Since school is about to
start all around the country, I want to talk about one of my favorite
educational concepts, the zone of proximal development (ZPD). Developed by
Soviet psychologist and educator Vygotsky, the idea is that if you give a
students work that’s too easy, they’re not going to learn that much. If you
give them work that’s too hard, they will be frustrated and unable to learn
that much. But if you find precisely the next step they need to take in the
learning process and you give them a
little help, they will learn rapidly. This is the art of good teaching,
much of which has been lost in the current curriculum which emphasizes the
teaching of standards rather than students. Standards may work fine in schools
where nearly all students are at grade level, as in the suburbs, but where numbers
of students are behind, standards are worse than useless. Teachers need to
understand where each student is in their learning and help them take the next
step, challenge them without frustrating them.

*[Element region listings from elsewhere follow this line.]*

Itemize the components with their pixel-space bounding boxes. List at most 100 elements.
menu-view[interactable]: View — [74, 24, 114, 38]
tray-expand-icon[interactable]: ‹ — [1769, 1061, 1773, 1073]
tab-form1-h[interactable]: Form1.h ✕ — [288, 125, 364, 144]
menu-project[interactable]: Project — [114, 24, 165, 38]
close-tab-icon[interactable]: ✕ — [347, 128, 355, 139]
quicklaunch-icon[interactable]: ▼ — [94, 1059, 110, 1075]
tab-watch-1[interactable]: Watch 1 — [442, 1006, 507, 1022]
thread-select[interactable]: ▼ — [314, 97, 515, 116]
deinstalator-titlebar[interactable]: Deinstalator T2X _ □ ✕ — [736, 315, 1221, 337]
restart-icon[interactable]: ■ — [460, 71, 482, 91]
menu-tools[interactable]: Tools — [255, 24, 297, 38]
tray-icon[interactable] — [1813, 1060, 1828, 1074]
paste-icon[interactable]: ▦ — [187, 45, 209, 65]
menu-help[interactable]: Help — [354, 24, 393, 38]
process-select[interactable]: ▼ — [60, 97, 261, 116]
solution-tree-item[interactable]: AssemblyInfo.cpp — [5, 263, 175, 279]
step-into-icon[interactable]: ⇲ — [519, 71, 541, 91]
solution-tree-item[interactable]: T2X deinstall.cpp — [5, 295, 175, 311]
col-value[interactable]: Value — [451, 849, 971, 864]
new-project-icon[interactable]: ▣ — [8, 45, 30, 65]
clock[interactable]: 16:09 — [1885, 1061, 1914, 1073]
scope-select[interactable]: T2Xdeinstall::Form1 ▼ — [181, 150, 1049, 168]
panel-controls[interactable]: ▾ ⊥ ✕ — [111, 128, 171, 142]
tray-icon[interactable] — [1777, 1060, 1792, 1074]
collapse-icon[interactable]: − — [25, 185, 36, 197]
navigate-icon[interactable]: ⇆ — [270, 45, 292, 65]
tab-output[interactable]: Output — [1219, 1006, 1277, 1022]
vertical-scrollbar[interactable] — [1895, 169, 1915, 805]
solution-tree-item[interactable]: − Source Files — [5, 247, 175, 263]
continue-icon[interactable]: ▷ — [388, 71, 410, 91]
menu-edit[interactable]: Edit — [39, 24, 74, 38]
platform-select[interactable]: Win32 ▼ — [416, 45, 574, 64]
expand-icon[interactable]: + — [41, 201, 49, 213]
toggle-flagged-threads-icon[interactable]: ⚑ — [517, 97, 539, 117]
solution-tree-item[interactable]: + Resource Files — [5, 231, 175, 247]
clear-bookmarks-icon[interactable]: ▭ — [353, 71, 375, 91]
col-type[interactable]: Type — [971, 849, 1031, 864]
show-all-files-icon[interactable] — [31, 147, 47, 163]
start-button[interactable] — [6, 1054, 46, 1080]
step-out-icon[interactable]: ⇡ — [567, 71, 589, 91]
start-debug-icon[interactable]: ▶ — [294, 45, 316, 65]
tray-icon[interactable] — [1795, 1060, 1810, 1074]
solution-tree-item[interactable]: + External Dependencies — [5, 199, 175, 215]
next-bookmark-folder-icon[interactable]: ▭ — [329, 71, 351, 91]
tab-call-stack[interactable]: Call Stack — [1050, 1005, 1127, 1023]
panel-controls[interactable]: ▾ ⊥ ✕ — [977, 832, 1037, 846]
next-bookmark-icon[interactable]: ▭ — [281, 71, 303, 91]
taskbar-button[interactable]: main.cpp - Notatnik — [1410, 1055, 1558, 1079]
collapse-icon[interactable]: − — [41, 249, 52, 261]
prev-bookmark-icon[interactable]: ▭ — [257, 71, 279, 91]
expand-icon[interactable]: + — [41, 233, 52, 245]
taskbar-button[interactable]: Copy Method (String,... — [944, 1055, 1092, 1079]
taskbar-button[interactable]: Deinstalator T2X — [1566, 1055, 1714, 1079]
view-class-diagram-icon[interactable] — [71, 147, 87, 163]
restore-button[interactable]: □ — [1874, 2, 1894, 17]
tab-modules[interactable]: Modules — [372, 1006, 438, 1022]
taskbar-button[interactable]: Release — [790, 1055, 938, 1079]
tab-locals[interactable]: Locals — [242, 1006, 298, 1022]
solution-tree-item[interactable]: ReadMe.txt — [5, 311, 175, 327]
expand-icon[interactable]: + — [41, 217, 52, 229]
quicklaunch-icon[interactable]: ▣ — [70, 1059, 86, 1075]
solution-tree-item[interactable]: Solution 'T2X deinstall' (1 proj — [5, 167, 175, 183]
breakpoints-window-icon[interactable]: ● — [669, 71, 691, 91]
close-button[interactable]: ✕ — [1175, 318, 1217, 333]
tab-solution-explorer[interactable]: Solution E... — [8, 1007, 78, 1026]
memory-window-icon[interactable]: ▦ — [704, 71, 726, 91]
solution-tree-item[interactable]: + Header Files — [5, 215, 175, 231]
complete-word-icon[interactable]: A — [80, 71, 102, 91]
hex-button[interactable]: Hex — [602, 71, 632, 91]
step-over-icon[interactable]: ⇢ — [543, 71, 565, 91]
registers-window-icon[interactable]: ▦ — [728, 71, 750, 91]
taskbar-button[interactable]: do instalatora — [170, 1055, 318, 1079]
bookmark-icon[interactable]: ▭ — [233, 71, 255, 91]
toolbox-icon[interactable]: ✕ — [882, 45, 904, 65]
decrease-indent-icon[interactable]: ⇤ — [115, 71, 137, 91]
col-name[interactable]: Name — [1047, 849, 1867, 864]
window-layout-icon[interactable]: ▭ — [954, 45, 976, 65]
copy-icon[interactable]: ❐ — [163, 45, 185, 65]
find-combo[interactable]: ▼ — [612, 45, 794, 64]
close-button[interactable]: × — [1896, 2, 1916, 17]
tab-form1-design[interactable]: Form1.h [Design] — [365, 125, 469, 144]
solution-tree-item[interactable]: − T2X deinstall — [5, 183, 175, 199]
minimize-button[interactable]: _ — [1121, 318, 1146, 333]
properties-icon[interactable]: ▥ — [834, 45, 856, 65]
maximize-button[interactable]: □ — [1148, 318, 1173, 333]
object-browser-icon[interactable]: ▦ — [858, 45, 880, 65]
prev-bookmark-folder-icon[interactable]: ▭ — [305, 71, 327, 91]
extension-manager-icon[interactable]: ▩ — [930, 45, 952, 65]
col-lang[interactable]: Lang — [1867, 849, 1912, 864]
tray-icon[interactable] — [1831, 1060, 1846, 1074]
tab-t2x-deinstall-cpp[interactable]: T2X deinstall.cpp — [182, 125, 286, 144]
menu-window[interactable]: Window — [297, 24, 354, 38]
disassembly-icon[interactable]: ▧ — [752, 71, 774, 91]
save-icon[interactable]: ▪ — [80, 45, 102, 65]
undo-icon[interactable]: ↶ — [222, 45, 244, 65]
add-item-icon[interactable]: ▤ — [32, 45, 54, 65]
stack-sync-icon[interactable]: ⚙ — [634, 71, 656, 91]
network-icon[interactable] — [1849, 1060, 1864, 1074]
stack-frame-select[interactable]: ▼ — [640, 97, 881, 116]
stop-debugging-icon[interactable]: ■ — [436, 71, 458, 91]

A similar dialectic happens
in the realm of political organizing. If you call for people to man the
barricades in Revolutionary struggle the way many of us did back in the
seventies, you are too far ahead of the people and they won’t listen. If you
call for maintaining the status quo with only tiny, mostly rhetorical tweaks,
people will not follow you because they already experience the downside of the
status quo, where conditions for most families are actually getting worse. But
if you can put forward a program that challenges them to fight for what they
need and want, they will follow, and I think this is why Bernie Sanders has
been having so much success.
One example from my own
experience: some months ago, I started a blog called Reparations Fund which
advocated for substantial reparations for Black families for their treatment
under slavery and subsequent discrimination. While many people agreed that this
was necessary, they also thought it was pie in the sky, way too unlikely to
ever command sizable support among the people in general. Then, after reading
the Ta-Nehisi Coates
article in the Atlantic “The Case forReparations,” I began to realize that with Bernie Sanders talking about
breaking up the big banks, we could reframe the demand. Coates argues that bank
redlining after World War II has been a significant factor in producing the
wealth gap between Black and white families, which is now 1 to 13. So, it
occurred to me that if we talked about the big banks providing reparations for
the damage they did to the Black community with their redlining, people might
respond more favorably. So far, that has been the case.
The effectiveness of Bernie Sanders and
his program is in part based on his insight into just what the next steps are
for people: under Obama we got ACA, but what we need is single payer. For young
people, college has become unaffordable; let’s make the state universities
free, the way they are in Europe. In each of the policy areas Sanders addresses
from income inequality, campaign finance reform, to racial justice, he advocates
the next step which will move the country forward.
Some are dissatisfied that he hasn’t taken
on the Military Financial Complex (there’s no industry any more), support for
the Palestinian cause, or open borders. As much as we would love for these
issues to be addressed, it is Sander’s judgement that these issues are not yet
the next steps. He also inherently understands that taking on both the military
and the financial sector at once would most likely trigger a reaction from that complex that
would prevent him from taking office by any means necessary.